There is truly nothing better than getting a good night’s rest before a big race day. Having a solid 8-11 hour long sleep before race day allows you to check out, get rested and not focus on the races you are swimming the next day. If you find you’re having trouble getting to sleep because you’re worried about your races the next day, there are some great resources available to help you wind down and get to sleep peacefully. I personally loved listening to a guided meditation on Youtube the night before a big swim meet or reading a book. Try to find a routine that will help you get to sleep and stay asleep until you need to wake up to head to the pool! (For more about the importance of sleep, see Coach Hadley’s Coaches’ Corner here.)

  1. Warm-up

It is always important to do your full activation routine, do your full in-water warm-up given to you by your coach, and get off the blocks a couple of times before the meet starts. This allows you to wake up your body, loosen your muscles and simply get yourself into the race day mindset. It also allows you to get to know the pool if you have never swam there before. Get your flag counts, get a feel for the walls and get off the blocks!
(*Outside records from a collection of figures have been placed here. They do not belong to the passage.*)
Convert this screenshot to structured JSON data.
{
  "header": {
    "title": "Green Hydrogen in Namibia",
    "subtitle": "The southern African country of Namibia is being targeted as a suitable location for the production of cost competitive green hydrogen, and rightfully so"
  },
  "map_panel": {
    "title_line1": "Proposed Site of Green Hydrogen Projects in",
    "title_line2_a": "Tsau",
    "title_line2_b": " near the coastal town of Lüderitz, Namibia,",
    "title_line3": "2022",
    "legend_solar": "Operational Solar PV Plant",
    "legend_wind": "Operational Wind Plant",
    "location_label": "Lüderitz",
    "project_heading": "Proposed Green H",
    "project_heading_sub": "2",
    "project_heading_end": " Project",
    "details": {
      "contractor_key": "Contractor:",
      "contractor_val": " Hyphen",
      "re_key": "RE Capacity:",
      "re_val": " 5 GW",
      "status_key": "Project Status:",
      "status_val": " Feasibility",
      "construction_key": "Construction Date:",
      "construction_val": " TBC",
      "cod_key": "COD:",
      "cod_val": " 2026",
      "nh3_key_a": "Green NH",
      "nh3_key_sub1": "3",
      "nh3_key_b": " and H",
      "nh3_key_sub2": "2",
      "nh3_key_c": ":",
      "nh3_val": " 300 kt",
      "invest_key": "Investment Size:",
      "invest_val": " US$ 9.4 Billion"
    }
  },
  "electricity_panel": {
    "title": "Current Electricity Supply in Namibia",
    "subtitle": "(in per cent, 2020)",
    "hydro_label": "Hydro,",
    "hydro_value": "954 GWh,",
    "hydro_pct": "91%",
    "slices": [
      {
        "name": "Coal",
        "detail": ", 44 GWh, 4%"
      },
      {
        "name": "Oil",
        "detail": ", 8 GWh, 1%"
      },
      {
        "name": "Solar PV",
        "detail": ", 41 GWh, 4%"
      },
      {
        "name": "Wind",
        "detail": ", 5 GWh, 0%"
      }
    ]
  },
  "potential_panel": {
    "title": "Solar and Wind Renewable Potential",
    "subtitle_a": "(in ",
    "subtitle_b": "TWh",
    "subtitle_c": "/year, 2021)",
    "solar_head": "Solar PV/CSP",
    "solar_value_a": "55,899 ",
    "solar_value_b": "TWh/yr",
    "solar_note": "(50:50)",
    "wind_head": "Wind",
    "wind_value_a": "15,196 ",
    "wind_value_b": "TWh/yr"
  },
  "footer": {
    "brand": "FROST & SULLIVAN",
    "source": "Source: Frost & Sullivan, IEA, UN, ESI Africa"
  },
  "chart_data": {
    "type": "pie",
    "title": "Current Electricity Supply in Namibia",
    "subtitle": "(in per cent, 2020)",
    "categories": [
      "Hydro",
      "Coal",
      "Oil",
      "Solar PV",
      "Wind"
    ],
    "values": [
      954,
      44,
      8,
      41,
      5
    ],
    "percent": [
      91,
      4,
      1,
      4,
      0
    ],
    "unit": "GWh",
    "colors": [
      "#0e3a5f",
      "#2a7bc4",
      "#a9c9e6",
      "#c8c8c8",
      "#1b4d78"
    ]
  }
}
No pool is the same as another. You will feel a wave of confidence going into a race after you get a feel for the pool! Bottom line, do not skip your warm up!

  1. The Waiting Game

At swim meets there are usually long periods of time where you are waiting for your first or next race to start. So what are you doing with your time? Are you listening to music? Talking with your teammates? Everyone has things they like to do in their downtime and you just have to decide what those things are for you! One of my biggest tips is to stay off your feet and do something that keeps you feeling good and relaxed, whether that be listening to your favourite playlist, reading a book or playing cards with your teammates. I personally loved to listen to music during my downtime at a swim meet, it really kept me calm but also got me pumped up and excited to race! Test some stuff out and see what works for you.

  1. Pre-Race Talk

Always go talk to your coach before you race (this is a given and expected of you at every meet you attend!). They will never fail to give you a pre-race prep talk that will get you pumped up to swim. They are there to support you and it’s important to let them know how you are feeling about your race, so that they can try to help you get into a mindset that is optimal for you going into the race. It is also important to let them know your goals and strategies for your race so that they can give you some advice and feedback that will have you feeling confident about what you’re going to do to execute an excellent swim.

  1. Behind The Blocks

You’ve been off your feet during the waiting phase of your preparation and now it’s your time to get moving. I always found it helpful to have a little pre-race activation that would allow for my muscles to get loosened up and ready to swim again. I would be constantly moving until I had to get on the blocks. Talk to your coach about what they think your pre-race activation should consist of. Finally, get in the zone! Do whatever you need to do to get yourself psyched, ready to get in the water and accomplish your goals in your race. Like I mentioned above, I loved listening to music while waiting to go behind the blocks, but I also loved continuing to do so behind the blocks. It really helped kick my energy up a couple levels and get me in the zone to race hard in the pool.

These are just some ideas of what your pre-race preparation could consist of. I encourage you to experiment and see if anything works especially well for you. Like I said there is no perfect “formula” for this kind of thing and each individual’s pre-race preparations will vary. But, I think it’s always a good idea to do something meaningful prior to a race that will help you race to your fullest potential!